Market Post: Selling Pressure Continues to Push Muni Yields Higher

Traders in the tax-exempt refused to buy bonds Wednesday morning as selling pressure continued to push bond prices down and yields up.

The largest deal of the week, about $330 million of Texas A&M University bonds priced Tuesday and Wednesday morning in a taxable and tax-exempt series and traders said spreads looked rich. In the secondary, traders were hesitant to put money to work because prices only continue to move lower with every session.

“It’s softer again this morning maybe three to four basis points even though Treasuries are about flat,” a New York trader said. “People are not willing to position much. It’s going to be down another three basis points the next day and it’s not worth it.”

Selling pressure came from retail investors who “are dumping paper.” In turn, mutual funds continue to sell holdings, this trader said. “It’s not a terrible mass exodus but there is definitely some selling pressure.”

Puerto Rico continues to pressure the market. Tuesday afternoon, a block size trade of Puerto Rico Highway and Transportation Authority bonds maturing in two years yielded over 6%. On the long end, yields are above 8%.

In the primary market, Wells Fargo priced $94.9 million of Board of Regent of Texas A&M University System revenue financing bonds, rated Aaa by Moody’s Investors Service and AA-plus by Standard & Poor’s and Fitch Ratings.

Yields ranged from 0.82% with a 1.875% coupon in 2016 to 4.12% with a 5% coupon in 2028. The bonds are callable at par in 2023. Bonds with 5% coupons yielded nine basis points to 32 basis points above Tuesday’s Municipal Market Data scale.

Tuesday, Wells priced $240 million of taxable bonds for the university. The bonds were priced at par to yield 0.38% in 2014 to 4.972% in 2043. Spreads ranged from 10 basis points to 115 basis points above the comparable Treasury yield.

In the competitive market, Portland should auction $215.5 million of revenue bonds, rated Aa3 by Moody’s and AA-minus by Standard & Poor’s.

Tuesday, yields on the triple-A Municipal Market Data scale ended as much as eight basis points weaker. The 10-year yield increased eight basis points to 3.02% and the 30-year yield rose four basis points to 4.49%. The two-year finished flat at 0.43% for the 34th straight session.

Yields on the Municipal Market Advisors scale ended as much as six basis points higher. The 10-year and 30-year yields rose five basis points each to 3.14% and 4.59%, respectively. The two-year closed unchanged at 0.55% for the 13th session.

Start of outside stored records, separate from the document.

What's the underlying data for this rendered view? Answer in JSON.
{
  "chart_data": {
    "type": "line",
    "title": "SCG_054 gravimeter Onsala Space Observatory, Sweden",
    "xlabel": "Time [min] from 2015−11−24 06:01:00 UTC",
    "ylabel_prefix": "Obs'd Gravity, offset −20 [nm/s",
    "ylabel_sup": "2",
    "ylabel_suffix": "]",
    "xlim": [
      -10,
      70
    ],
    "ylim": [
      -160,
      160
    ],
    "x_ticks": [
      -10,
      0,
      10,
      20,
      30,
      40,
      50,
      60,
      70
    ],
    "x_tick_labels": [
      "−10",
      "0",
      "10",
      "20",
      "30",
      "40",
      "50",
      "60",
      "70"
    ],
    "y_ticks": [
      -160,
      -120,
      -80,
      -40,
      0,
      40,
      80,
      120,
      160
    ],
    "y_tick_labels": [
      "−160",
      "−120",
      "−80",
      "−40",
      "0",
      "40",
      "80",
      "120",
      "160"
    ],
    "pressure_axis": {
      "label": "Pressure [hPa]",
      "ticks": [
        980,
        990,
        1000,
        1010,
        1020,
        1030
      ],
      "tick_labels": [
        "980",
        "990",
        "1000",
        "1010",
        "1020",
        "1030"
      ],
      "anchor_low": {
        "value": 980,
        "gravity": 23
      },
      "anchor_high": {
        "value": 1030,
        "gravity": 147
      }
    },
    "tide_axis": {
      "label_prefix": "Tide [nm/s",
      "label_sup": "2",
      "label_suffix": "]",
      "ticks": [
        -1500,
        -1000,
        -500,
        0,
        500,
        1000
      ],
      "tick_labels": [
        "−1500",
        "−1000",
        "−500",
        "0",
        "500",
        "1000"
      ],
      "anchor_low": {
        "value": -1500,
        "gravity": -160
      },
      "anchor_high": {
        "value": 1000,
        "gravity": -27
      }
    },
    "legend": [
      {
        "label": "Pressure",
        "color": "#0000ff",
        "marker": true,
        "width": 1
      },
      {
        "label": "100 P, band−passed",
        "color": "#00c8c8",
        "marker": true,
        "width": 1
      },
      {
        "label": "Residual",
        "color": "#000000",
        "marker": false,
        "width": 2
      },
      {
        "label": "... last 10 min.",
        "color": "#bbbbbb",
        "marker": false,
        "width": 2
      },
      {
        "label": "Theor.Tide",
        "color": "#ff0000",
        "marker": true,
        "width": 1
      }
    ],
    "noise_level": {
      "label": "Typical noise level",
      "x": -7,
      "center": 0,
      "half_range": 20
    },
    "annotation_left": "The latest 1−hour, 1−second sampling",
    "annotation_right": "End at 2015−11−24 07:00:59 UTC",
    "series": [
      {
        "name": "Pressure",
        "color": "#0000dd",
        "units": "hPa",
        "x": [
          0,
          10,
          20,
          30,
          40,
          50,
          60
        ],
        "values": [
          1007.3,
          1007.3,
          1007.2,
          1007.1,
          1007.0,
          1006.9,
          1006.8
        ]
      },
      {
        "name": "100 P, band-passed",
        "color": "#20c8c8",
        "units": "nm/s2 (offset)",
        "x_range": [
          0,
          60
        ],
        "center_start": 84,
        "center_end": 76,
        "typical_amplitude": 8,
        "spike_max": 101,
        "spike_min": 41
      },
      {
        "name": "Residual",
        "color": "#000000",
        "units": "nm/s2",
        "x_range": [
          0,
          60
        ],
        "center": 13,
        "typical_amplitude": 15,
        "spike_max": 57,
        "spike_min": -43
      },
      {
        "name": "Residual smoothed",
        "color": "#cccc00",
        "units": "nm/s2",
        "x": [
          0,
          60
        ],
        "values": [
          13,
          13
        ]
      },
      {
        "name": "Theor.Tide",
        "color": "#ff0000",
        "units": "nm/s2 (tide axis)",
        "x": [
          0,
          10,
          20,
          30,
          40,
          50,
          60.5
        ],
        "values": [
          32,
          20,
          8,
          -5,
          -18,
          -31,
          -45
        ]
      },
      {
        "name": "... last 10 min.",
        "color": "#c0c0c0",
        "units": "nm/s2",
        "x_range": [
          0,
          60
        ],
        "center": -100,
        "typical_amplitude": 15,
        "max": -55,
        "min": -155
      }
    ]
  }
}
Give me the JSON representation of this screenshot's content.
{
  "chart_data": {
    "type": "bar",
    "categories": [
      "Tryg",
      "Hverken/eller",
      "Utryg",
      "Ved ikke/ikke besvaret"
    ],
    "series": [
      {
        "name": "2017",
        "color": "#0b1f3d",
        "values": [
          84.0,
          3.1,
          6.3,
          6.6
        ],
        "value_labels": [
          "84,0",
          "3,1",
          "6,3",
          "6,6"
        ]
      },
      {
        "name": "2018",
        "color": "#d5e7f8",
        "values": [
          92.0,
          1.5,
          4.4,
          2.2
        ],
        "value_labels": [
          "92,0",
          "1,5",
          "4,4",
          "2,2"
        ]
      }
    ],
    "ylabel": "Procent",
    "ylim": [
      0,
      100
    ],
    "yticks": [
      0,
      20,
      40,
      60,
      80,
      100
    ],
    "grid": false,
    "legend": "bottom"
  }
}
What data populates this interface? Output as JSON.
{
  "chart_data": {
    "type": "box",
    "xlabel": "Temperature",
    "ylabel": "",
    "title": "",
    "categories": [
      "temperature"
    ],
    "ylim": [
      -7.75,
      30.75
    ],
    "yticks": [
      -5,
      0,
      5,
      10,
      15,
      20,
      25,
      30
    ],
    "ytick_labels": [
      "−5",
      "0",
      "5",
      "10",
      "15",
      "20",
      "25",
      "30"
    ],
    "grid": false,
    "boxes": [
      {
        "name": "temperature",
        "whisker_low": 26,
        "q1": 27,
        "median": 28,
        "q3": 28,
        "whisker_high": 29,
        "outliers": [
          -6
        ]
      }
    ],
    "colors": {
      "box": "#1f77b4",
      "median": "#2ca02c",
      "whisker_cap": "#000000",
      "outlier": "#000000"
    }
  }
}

Treasuries were mostly steady Wednesday morning after posting 11 basis-point losses Tuesday on the 10-year and 30-year yields. The two-year yield rose one basis point to 0.43% and the 30-year yield fell one basis point to 3.78%. The benchmark 10-year was steady at 2.86%.

In economic news, the July international trade balance widened to negative $39.1 billion in July, worse than analysts’ expected, and higher than the negative $34.5 billion trade gap in June. Imports came in at $3.5 billion while exports rose $1.1 billion.

“Both export and import volumes have shown an encouraging pickup over the latest three months relative to the trend over the last year, which we believe corroborates both the picture of stronger U.S. manufacturing activity and of an improvement in global economic activity,” wrote economists at RDQ Economics. “From the narrow perspective of third-quarter GDP accounting, the real trade balance in July was almost exactly in line with its average for the second quarter, which makes the trade gap neutral at this point for real GDP growth in the quarter.”